214 Illegal Coal Block Allocations Cancelled by Supreme Court // Crony capitalists fined more than Rs 10,000 crore

The Supreme Court today cancelled all but four of 218 coal block allocations by the government over the past two decades, in a tough verdict that has major implications for the energy sector. Most power, steel and cement companies that won coal blocks between 1993 and 2011 will have to return them. The government is now free to auction or allot the blocks to central firms.

A bench led by Chief Justice RM Lodha spared four coal blocks used for mega power projects by Reliance Power and the state-run National Thermal Power Corporation and Steel Authority of India. About 40 companies that had started operating have been given six months' breathing time to wind up business.

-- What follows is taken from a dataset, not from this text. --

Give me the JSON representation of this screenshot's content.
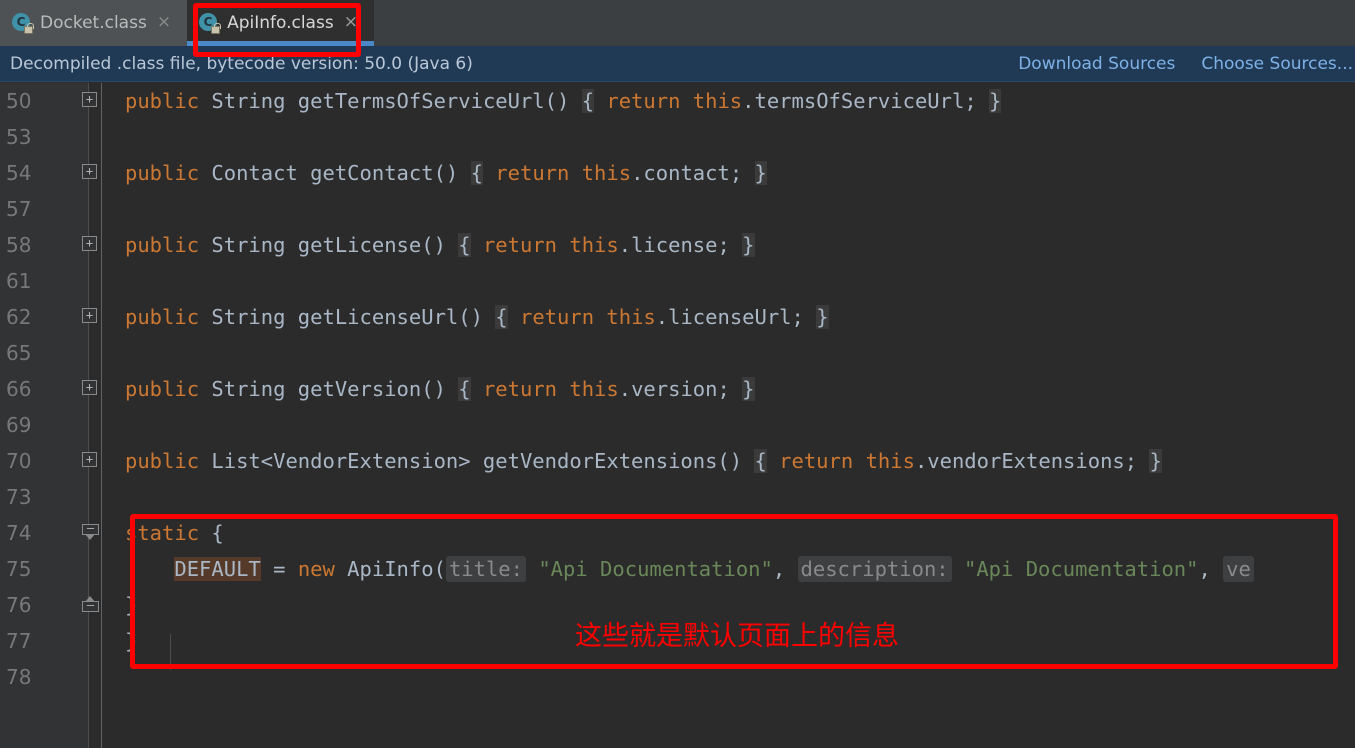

They have to pay a fine ofRs. 295 for every metric tonne of coal mined, which, some estimates say, could amount to a total of 8,000 to 10,000 crores. Metal stocks fell sharply after the Supreme Court verdict. Sensex also fell over 200 points but recovered later.

"This will affect our production costs, product cost and economy in the long run," said Pradeep Tandon, Executive Vice President of Jindal Steels, one of the affected companies.  On August 25, the court had ruled that said coal blocks were allotted through an "ad-hoc and casual" approach "without application of mind". It said, "Common good and public interest suffered heavily in the unfair distribution of the national wealth - coal."

The court's decision stems from 2012 allegations by the national auditor that the government underpriced coal mines and gave away as much as $33 billion or Rs. 1.86 crores in windfall gains to companies in the scandal that has come to be known as "coal-gate". Coal fuels more than two-thirds of the power generated in India, and while the number of power plants has grown, various court cases and red tape have slowed coal output growth. India is suffering from critically low coal supplies which it needs to fuel power plants. Blackouts are common in the country of 1.2 billion people.

Crony capitalists fined more than Rs 10,000 crore
As the Court had pointed out on an earlier occasion “The entire exercise of allocation through Screening Committee route…appears to suffer from the vice of arbitrariness and not following any objective criteria in determining as to who is to be selected or who is not to be selected. There is no evaluation of merit and no inter se comparison of the applicants. No chart of evaluation was prepared. The determination of the Screening Committee is apparently subjective as the minutes of the Screening Committee meetings do not show that selection was made after proper assessment. The project preparedness, track record etc., of the applicant company were not objectively kept in view.”
Given this, the court has decided to cancel 214 out of the 218 coal blocks that had been allocated. Only four coal blocks which included two blocks allocated to the Sasan Power (an ultra mega power project) in Madhya Pradesh, and one each to NTPC and SAIL were not cancelled. Further, companies which are already operating mines have been given six months to wind up their operations. Over and above this the court has also fined the companies which are already mining coal to pay a fine. As senior lawyer Prashant Bhusan said “The Supreme Court has also asked the companies running the coal blocks for the next months to pay Rs 295 per tonne of coal they extract. They also have to pay the same amount per tonne for the coal they have already extracted from the blocks.”